You’re right that conserving water and conserving energy go hand-in-hand. The production of energy requires water, and the extraction and delivery of water require energy. So every drop of water you save saves energy, and vice versa.
On the home front, there are some specific strategies you can use to cut your own usage – and bills. Remember, our tiered electric rates reward you for conserving! Saving energy and water will not only lower your bills, it is also a great way to make your environmental footprint a little smaller.
Think of baths as an occasional treat and stick to showers. The average bath uses 35 to 50 gallons of water, whereas a 10-minute (or less) shower with a low-flow showerhead only uses 25 gallons.
Take shorter showers
Spend less time in the shower. If you lose track of time, bring a radio into the bathroom and time yourself by how many songs play while you’re in there. Try to get your shower time down to one song.
Use your washing machine and your dishwasher only when they are filled to capacity – don’t waste water and energy on less than a full load.
Pool covers prevent evaporation so you’ll save water every day you use one- and reduce the amount of time you need to run your pool filter. If you want to keep the pool cool, just leave about 10% uncovered.
Go Low Flow
Conventional faucets flow as high as 3 gallons per minute, twice as much as low-flow faucets. Low-flow taps are easy to put into your existing faucet or showerhead, and will reduce usage without any noticeable inconvenience. Expect big savings for this small investment of time and money.
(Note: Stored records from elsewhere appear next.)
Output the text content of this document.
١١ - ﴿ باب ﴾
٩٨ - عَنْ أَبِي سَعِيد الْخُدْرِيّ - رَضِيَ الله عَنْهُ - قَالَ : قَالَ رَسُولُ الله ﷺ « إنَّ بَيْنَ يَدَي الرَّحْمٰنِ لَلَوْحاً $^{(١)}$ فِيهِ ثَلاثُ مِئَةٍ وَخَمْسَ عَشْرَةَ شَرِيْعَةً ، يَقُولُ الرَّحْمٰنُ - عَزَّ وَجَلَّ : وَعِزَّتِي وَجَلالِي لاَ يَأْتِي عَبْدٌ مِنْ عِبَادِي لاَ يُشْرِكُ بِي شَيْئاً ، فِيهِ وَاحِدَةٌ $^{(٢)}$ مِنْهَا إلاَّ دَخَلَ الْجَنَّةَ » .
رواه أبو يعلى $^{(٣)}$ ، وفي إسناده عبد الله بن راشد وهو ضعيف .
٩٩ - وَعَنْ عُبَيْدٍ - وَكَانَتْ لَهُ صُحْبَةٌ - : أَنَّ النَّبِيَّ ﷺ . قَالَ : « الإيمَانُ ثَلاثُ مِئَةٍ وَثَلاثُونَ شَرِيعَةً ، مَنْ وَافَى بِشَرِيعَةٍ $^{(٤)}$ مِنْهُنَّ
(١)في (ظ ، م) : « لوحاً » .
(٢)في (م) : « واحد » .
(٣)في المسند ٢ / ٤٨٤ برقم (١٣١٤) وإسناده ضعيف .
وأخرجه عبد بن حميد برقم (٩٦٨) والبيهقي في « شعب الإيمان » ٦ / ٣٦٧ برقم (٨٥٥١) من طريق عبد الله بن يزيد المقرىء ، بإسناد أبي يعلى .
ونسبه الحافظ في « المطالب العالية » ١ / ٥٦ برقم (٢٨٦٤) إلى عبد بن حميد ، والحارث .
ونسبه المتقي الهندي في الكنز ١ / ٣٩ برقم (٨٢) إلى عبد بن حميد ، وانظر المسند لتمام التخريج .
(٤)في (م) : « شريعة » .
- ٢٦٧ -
- Pipes: If your hot water pipes are easy to locate or access, insulate them! Water will arrive at the faucet 2 to 4 degrees warmer, which means you won’t have to wait as long for it to heat up, thus saving energy, water, and money. Inexpensive insulation comes in 6-ft.-long, self-sealing sleeves that easily slip over pipes.
- Water Heaters: Insulating blankets are also easy to install and inexpensive ($20). Most new models come already insulated- check the label to see if your water heater has an R-value of at least 24. If not, you should dress it in an insulating blanket. Be careful not to block the thermostat on an electric water heater or the air inlet and exhaust on a gas unit.
If You Are Purchasing A New Appliance, Here’s How to Save:
When purchasing a new dishwasher, look for one offering several different cycles. This will allow you to select more energy and water efficient cycles when heavy duty cleaning is not required.
When in the market for a new machine, consider a high efficiency model that will use an average of 30% less water and 40-50% less energy. The same goes for clothes washers.
Your electric company may offer rebates for energy efficient washing machines, pool pumps and other appliances. Some water companies offer rebates as well. Be sure to check with yours for requirements and how to apply.